The Consumer Preview of Windows 8 has been great. It has given us all a chance to get to know the operating system a little better. While this has resulted in the expected crop of doomsday predictions for Microsoft among people unhappy with the Metro interface and its emphasis on touch-based interface, it has also seemed to create an even greater increase in the number of people coming to accept the new OS as an improvement.
Now we will be getting a chance to try out a nearly complete iteration of Windows 8 in less than two months. During a Tokyo-based developer event, the president of Microsoft’s Windows and Windows Live division tweeted about a Windows 8 Release Preview happening during the first week of June. The phrasing is interesting and may indicate an accelerated time table for the Windows 8 launch.
Traditionally, this particular reveal would be referred to as the Release Candidate. Many will recall that Windows 7 went through a series of such candidates before it was ready for official distribution. While calling this a preview could easily just be an acknowledgement of the naming scheme used in the previous Developer’s Preview and Consumer Preview, it likely also indicates a degree of finality. One way or another, Microsoft is compelled to get their product out the door as soon as possible and any fixes can be made through Windows Update at launch, should the need arise.

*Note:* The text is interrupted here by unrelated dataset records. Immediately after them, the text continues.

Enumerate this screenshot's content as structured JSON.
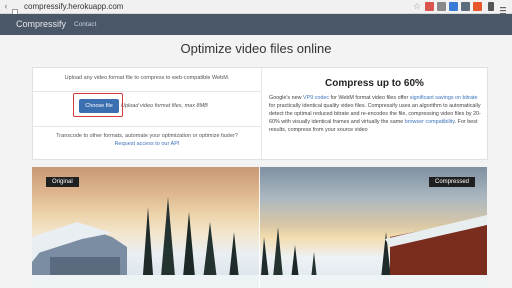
{
  "browser": {
    "url": "compressify.herokuapp.com",
    "back_icon": "back-arrow-icon",
    "lock_icon": "page-icon",
    "extensions": [
      "star-icon",
      "puzzle-icon",
      "translate-icon",
      "mail-icon",
      "shield-icon",
      "office-icon",
      "bookmark-icon",
      "menu-icon"
    ]
  },
  "nav": {
    "brand": "Compressify",
    "contact": "Contact"
  },
  "page": {
    "title": "Optimize video files online"
  },
  "left": {
    "upload_text": "Upload any video format file to compress to web-compatible WebM.",
    "choose_button": "Choose file",
    "choose_hint": "Upload video format files, max 8MB",
    "transcode_text": "Transcode to other formats, automate your optimization or optimize faster?",
    "request_link": "Request access to our API"
  },
  "right": {
    "title": "Compress up to 60%",
    "p1": "Google's new ",
    "link1": "VP9 codec",
    "p2": " for WebM format video files offer ",
    "link2": "significant savings on bitrate",
    "p3": " for practically identical quality video files. Compressify uses an algorithm to automatically detect the optimal reduced bitrate and re-encodes the file, compressing video files by 20-60% with visually identical frames and virtually the same ",
    "link3": "browser compatibility",
    "p4": ". For best results, compress from your source video"
  },
  "compare": {
    "original_label": "Original",
    "compressed_label": "Compressed"
  },
  "colors": {
    "nav_bg": "#4a5769",
    "button_bg": "#3b6fb0",
    "link": "#3b73b9",
    "highlight": "#d63b3b"
  }
}
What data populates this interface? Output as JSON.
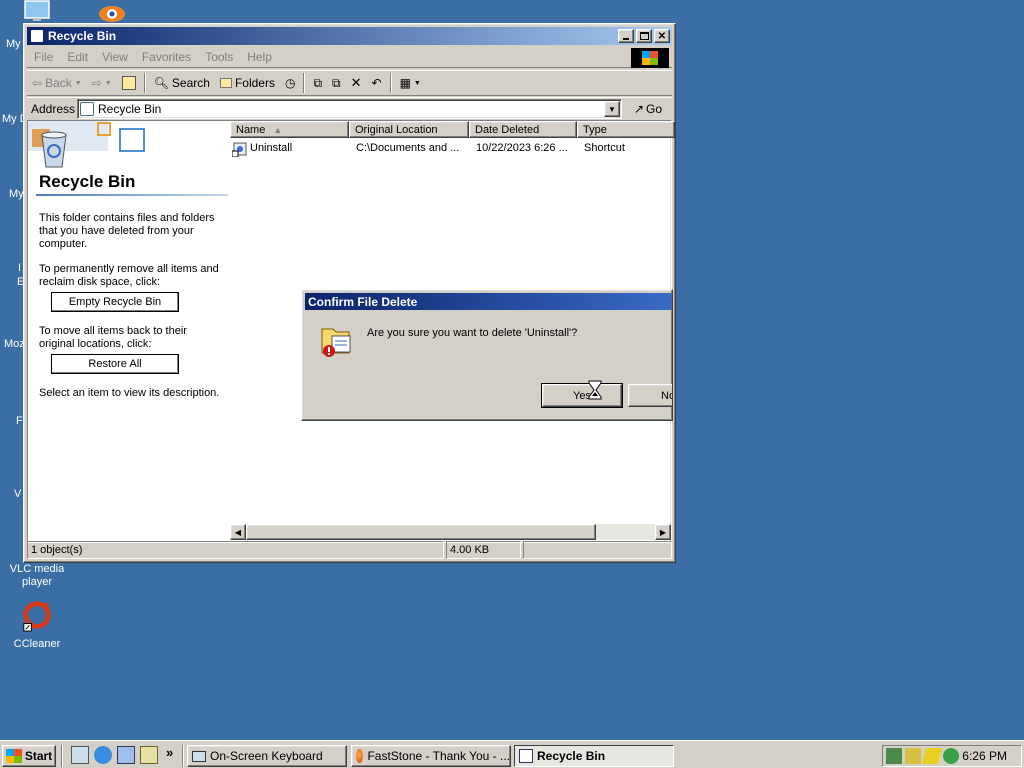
{
  "desktop": {
    "icons": [
      {
        "label": "VLC media player"
      },
      {
        "label": "CCleaner"
      }
    ],
    "fragments": [
      "My",
      "My D",
      "My",
      "I",
      "E",
      "Moz",
      "F",
      "V"
    ]
  },
  "window": {
    "title": "Recycle Bin",
    "menu": [
      "File",
      "Edit",
      "View",
      "Favorites",
      "Tools",
      "Help"
    ],
    "toolbar": {
      "back": "Back",
      "search": "Search",
      "folders": "Folders"
    },
    "address": {
      "label": "Address",
      "value": "Recycle Bin",
      "go": "Go"
    },
    "left_pane": {
      "title": "Recycle Bin",
      "desc": "This folder contains files and folders that you have deleted from your computer.",
      "remove_text": "To permanently remove all items and reclaim disk space, click:",
      "empty_button": "Empty Recycle Bin",
      "restore_text": "To move all items back to their original locations, click:",
      "restore_button": "Restore All",
      "select_text": "Select an item to view its description."
    },
    "columns": [
      "Name",
      "Original Location",
      "Date Deleted",
      "Type"
    ],
    "rows": [
      {
        "name": "Uninstall",
        "location": "C:\\Documents and ...",
        "date": "10/22/2023 6:26 ...",
        "type": "Shortcut"
      }
    ],
    "status": {
      "objects": "1 object(s)",
      "size": "4.00 KB"
    }
  },
  "dialog": {
    "title": "Confirm File Delete",
    "message": "Are you sure you want to delete 'Uninstall'?",
    "yes": "Yes",
    "no": "No"
  },
  "taskbar": {
    "start": "Start",
    "chevron": "»",
    "tasks": [
      {
        "label": "On-Screen Keyboard"
      },
      {
        "label": "FastStone - Thank You - ..."
      },
      {
        "label": "Recycle Bin"
      }
    ],
    "clock": "6:26 PM"
  },
  "colors": {
    "desktop": "#3a6ea5",
    "titlebar_start": "#0a246a",
    "titlebar_end": "#a6caf0",
    "face": "#d4d0c8"
  }
}
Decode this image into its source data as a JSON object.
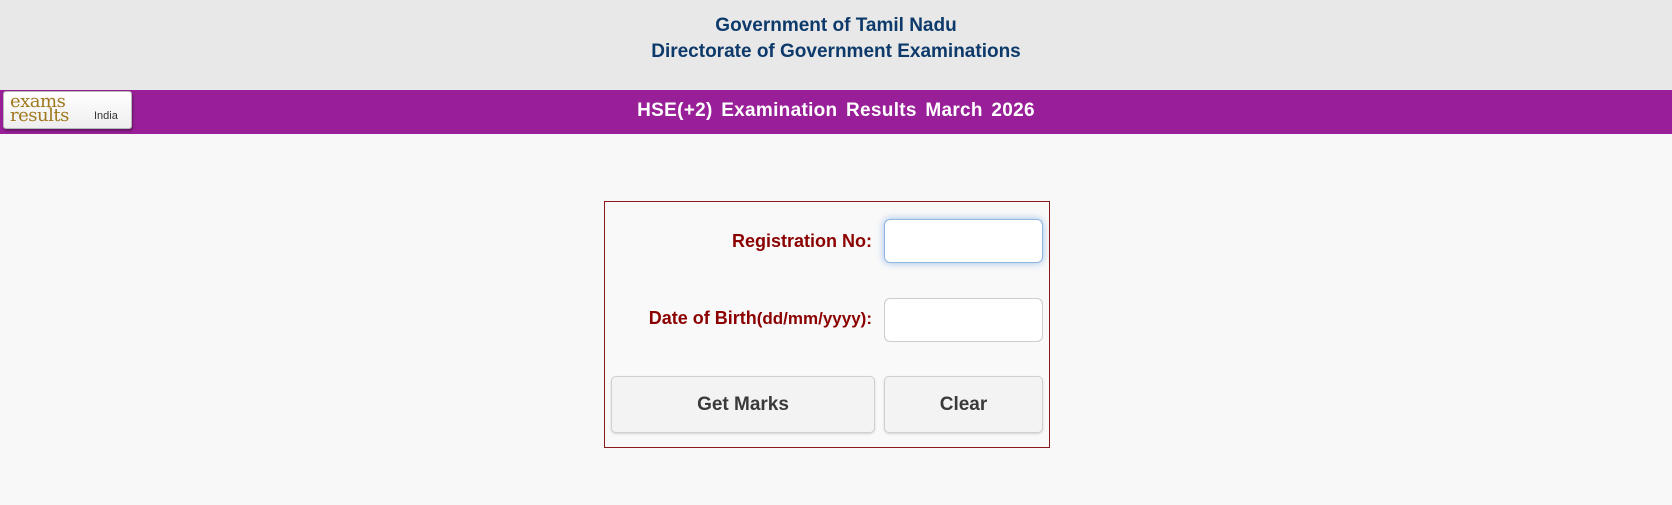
{
  "header": {
    "line1": "Government of Tamil Nadu",
    "line2": "Directorate of Government Examinations"
  },
  "banner": {
    "title": "HSE(+2)  Examination Results  March 2026",
    "background_color": "#991f99"
  },
  "logo": {
    "word1": "exams",
    "word2": "results",
    "word3": "India"
  },
  "form": {
    "registration_label": "Registration No:",
    "registration_value": "",
    "dob_label": "Date of Birth",
    "dob_format": "(dd/mm/yyyy):",
    "dob_value": "",
    "get_marks_label": "Get Marks",
    "clear_label": "Clear",
    "label_color": "#8b0000",
    "border_color": "#8a1a1a"
  }
}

This does not necessarily signal an inferior product. Anybody who has spent a fair amount of time with Windows 8 so far will be sure to note that while the UI may take some adjusting to it is otherwise an extremely powerful operating system that already performs the majority of its function quite well. Some have already begun using it as their primary desktop OS in preparation for the launch of the finished product. The Consumer Preview of Windows 8 has already been the most downloaded pre-release OS in Microsoft’s history and as such we can probably assume they have a fair amount of data collected to contribute to the debugging process.
Windows 8 is already running slightly behind the schedule that the Windows 7 release kept to. This could cause problems as time goes on, so a rush would not be at all unexpected at this point. In order to be ready for holiday sales this year, Microsoft has to have the RTM build done no later than October. Nobody wants to repeat the experience of Windows Vista, which failed to ship before January.
Assuming that Microsoft stays true to the sort of schedule used in the Windows 7 launch, look for the Windows 8 Release Preview on Tuesday, June 5th. It will be free, available to the public, and should give an even clearer image of the final product than what we have to look at today. It may also be the last big chance for pre-release input from consumer users and as such should not be missed.